Les financements publics, quant à eux, n’ont pas suivi l’augmentation des besoins. Certes, le Ségur de la santé, lancé en 2020 après la crise du Covid-19, a permis une injection exceptionnelle de fonds, mais celle-ci a surtout servi à rattraper une partie des déficits accumulés. Aujourd’hui, 40 % des hôpitaux publics ne sont plus en capacité d’investir. Faute de moyens, des services ferment, et les établissements peinent à renouveler leurs équipements, y compris ceux indispensables aux soins les plus critiques.
Le "livret H" : une solution inspirée du Livret A pour financer les équipements hospitaliers
C’est dans ce contexte de dénuement budgétaire que la FHF propose la création d’un "livret H". L’idée est simple : permettre aux Français de placer leur épargne dans un produit sécurisé, avec une rémunération indexée sur celle du Livret A, et dont les fonds serviraient exclusivement au financement des investissements hospitaliers.
Ce livret pourrait financer plusieurs types de dépenses essentielles :
- L’achat de matériel médical moderne, comme les robots chirurgicaux et les équipements d’imagerie de dernière génération.
- La rénovation et la modernisation des infrastructures hospitalières, souvent vétustes.
- Le développement de nouveaux services pour répondre aux besoins émergents, notamment en gériatrie et en soins palliatifs.
Selon la FHF, deux options sont envisageables : soit prélever une partie des fonds du Livret A, qui est actuellement utilisé pour financer le logement social, soit créer un livret totalement indépendant, avec une gestion spécifique.

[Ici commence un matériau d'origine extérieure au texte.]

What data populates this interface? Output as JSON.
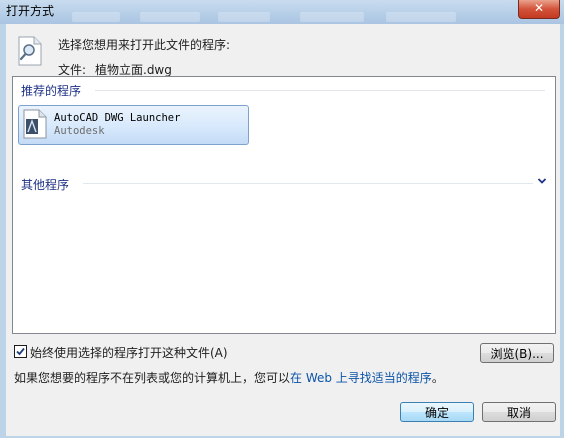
{
  "window": {
    "title": "打开方式",
    "close_label": "✕"
  },
  "dialog": {
    "prompt": "选择您想用来打开此文件的程序:",
    "file_label": "文件:",
    "file_name": "植物立面.dwg"
  },
  "program_list": {
    "recommended_header": "推荐的程序",
    "other_header": "其他程序",
    "items": [
      {
        "name": "AutoCAD DWG Launcher",
        "vendor": "Autodesk"
      }
    ]
  },
  "options": {
    "always_use_label": "始终使用选择的程序打开这种文件(A)",
    "always_use_checked": true,
    "browse_label": "浏览(B)..."
  },
  "footer": {
    "info_prefix": "如果您想要的程序不在列表或您的计算机上，您可以",
    "info_link": "在 Web 上寻找适当的程序",
    "info_suffix": "。",
    "ok_label": "确定",
    "cancel_label": "取消"
  },
  "colors": {
    "accent_text": "#1e3287",
    "link": "#0b54a8",
    "selection_border": "#7da2ce"
  }
}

Cette proposition repose sur un constat : les Français disposent d’une épargne abondante, estimée à près de 5 000 milliards d’euros. Rediriger une partie de ces fonds vers l’hôpital permettrait de pallier la faiblesse des investissements publics, sans recourir à une hausse de la fiscalité.
Une idée qui fait face à une forte concurrence budgétaire
L’État a déjà d’autres ambitions pour l’épargne des Français. Le gouvernement envisage également de créer un "livret D" (pour Défense), destiné à financer le réarmement du pays face aux tensions géopolitiques croissantes.
Cette volonté d’utiliser l’épargne nationale pour financer le budget militaire pose une question de priorités. Si le gouvernement devait arbitrer en faveur du livret D plutôt que du livret H, cela signifierait que l’hôpital public devra continuer à se débattre avec des budgets insuffisants, au risque de voir de plus en plus de Français renoncer à des soins de qualité.
Une adhésion incertaine des Français : la question du taux de rémunération
Même si le "livret H" voyait le jour, son succès dépendrait largement des conditions financières qui lui seraient appliquées. Comme l’a souligné Philippe Crevel, président du Cercle de l’Épargne, la fixation du taux de rémunération est un enjeu central. Un taux trop bas risquerait de dissuader les épargnants, tandis qu’un taux trop élevé pourrait alourdir le coût du dispositif pour les finances publiques.
D’autres questions restent en suspens : l’État garantirait-il ces placements, comme c’est le cas pour le Livret A ? Les fonds collectés seraient-ils réellement sanctuarisés pour les hôpitaux, ou risqueraient-ils d’être détournés vers d’autres postes budgétaires ? Ces incertitudes pourraient freiner l’engouement des Français pour ce produit d’épargne solidaire.
L’état de l’hôpital public ne laisse pas de place à l’hésitation. Chaque jour, des soignants doivent composer avec du matériel obsolète, des locaux dégradés et un manque criant de moyens humains. Si le "livret H" peut offrir une solution de financement complémentaire, il ne doit pas masquer la nécessité d’un engagement fort de l’État en faveur de la santé publique.